It will produce only good-looking well-compressed files, or pass the original file through when it can't. If you then compress the result with AdvPNG you should be getting pretty good compression all of the time.

@Rap2h So the next step would be to evaluate if the procedures make sense when used for the Wikimedia logos.

For example for the second method, we can start:

  1. start from https://commons.wikimedia.org/wiki/File:Wikipedia-logo-v2-lad_new.svg
  2. generate a PNG: https://upload.wikimedia.org/wikipedia/commons/thumb/1/19/Wikipedia-logo-v2-lad_new.svg/135px-Wikipedia-logo-v2-lad_new.svg.png
  3. compare optipng -o7 output with the pngquant/advpng method, find the acceptable quality parameter (check also the 2x variant: replace 135px- by 270px- in the URL above)

I'm available on Freenode (Dereckson my nick) to discuss the results or provide a server account to test.
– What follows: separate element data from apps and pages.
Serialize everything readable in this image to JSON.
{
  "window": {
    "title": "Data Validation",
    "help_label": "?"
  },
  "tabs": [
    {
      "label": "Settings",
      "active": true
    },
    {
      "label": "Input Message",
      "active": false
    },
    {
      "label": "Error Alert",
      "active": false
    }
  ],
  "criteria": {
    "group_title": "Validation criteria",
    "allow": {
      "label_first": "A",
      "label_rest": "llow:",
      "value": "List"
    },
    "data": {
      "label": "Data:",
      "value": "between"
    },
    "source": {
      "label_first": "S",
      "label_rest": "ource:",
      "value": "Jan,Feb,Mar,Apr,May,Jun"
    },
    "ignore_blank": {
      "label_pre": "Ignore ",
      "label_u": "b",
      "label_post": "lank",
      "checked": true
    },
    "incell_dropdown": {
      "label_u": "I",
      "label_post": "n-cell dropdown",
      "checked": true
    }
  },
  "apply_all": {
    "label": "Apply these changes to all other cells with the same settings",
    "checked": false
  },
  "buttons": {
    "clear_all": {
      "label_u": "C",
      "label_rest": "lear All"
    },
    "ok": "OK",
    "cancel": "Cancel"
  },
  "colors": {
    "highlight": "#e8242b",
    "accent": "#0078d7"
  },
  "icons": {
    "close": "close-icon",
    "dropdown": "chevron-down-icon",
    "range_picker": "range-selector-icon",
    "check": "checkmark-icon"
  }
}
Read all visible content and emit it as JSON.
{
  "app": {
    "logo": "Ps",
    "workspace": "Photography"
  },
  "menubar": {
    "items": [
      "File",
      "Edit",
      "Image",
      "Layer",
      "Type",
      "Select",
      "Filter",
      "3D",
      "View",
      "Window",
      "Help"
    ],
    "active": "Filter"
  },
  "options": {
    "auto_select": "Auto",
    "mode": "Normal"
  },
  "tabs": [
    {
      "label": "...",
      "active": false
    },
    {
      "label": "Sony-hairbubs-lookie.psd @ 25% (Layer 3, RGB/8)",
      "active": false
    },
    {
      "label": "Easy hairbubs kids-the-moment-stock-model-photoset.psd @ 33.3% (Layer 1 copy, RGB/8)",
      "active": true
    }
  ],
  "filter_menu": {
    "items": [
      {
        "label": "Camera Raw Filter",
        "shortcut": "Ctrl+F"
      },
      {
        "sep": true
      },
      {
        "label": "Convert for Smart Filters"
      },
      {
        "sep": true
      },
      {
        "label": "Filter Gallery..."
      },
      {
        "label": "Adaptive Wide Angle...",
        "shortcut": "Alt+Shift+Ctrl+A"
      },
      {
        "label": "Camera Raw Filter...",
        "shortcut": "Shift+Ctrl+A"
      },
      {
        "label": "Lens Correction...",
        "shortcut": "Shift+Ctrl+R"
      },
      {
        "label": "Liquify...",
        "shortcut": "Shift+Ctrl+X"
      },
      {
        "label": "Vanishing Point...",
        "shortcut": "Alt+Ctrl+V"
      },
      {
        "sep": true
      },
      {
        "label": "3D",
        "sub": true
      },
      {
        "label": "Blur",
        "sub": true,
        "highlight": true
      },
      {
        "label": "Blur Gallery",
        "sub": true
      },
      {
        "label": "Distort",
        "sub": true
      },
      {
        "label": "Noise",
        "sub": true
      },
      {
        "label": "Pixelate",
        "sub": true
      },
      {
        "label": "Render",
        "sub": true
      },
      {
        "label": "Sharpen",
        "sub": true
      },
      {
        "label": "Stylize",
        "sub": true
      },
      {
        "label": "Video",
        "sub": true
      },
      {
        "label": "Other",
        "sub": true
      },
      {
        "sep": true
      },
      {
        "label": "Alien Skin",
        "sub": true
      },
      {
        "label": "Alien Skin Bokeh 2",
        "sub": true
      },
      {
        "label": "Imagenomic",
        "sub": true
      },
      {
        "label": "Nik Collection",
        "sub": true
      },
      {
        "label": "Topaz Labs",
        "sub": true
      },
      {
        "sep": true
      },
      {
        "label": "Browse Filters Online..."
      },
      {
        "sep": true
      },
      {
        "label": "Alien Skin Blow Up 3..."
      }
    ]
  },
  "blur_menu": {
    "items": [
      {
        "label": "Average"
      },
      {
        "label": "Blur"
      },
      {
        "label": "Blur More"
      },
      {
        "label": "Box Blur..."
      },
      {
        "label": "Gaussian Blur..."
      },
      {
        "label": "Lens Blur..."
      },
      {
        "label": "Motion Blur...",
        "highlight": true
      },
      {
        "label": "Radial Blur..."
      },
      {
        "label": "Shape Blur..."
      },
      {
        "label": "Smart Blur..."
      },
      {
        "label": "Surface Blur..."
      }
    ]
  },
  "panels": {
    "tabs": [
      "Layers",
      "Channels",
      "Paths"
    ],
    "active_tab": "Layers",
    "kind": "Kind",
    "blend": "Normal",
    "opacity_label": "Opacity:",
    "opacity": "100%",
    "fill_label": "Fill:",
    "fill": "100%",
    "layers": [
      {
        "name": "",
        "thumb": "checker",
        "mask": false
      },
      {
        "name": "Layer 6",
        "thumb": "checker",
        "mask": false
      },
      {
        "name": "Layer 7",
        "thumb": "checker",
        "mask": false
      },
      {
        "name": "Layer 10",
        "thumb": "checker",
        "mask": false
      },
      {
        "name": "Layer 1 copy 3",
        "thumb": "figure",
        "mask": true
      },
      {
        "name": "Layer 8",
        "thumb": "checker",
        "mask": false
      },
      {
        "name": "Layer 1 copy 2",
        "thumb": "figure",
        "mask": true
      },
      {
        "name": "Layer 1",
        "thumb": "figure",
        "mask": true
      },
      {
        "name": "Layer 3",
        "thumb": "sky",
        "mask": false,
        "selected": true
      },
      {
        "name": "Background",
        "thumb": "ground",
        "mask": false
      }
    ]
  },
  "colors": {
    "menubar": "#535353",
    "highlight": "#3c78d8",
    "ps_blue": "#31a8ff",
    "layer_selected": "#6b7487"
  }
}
The idea of the test is to determine if the logo quality loss is acceptable and allow to really reduce more the PNG size, and also if the processing time is somewhat reasonable.

@Rap2h any update on this? do you need assistance for something?

@Derekson Sorry for my late answer. I'm sorry but I think I can't sensibly help: no skill nor knowledge on this subject, unfortunately no time right now (I'm a tinkerer who tried something on his mac and posted a naive idea). Thanks anyway!

Okay, so what we would need is to compare the CURRENT optimized logos with the optimized logos by the NEWLY SUGGESTED METHOD to compare weight and quality, ie produce both and check if they seem similar or not, and if weight gain justifies treatment time.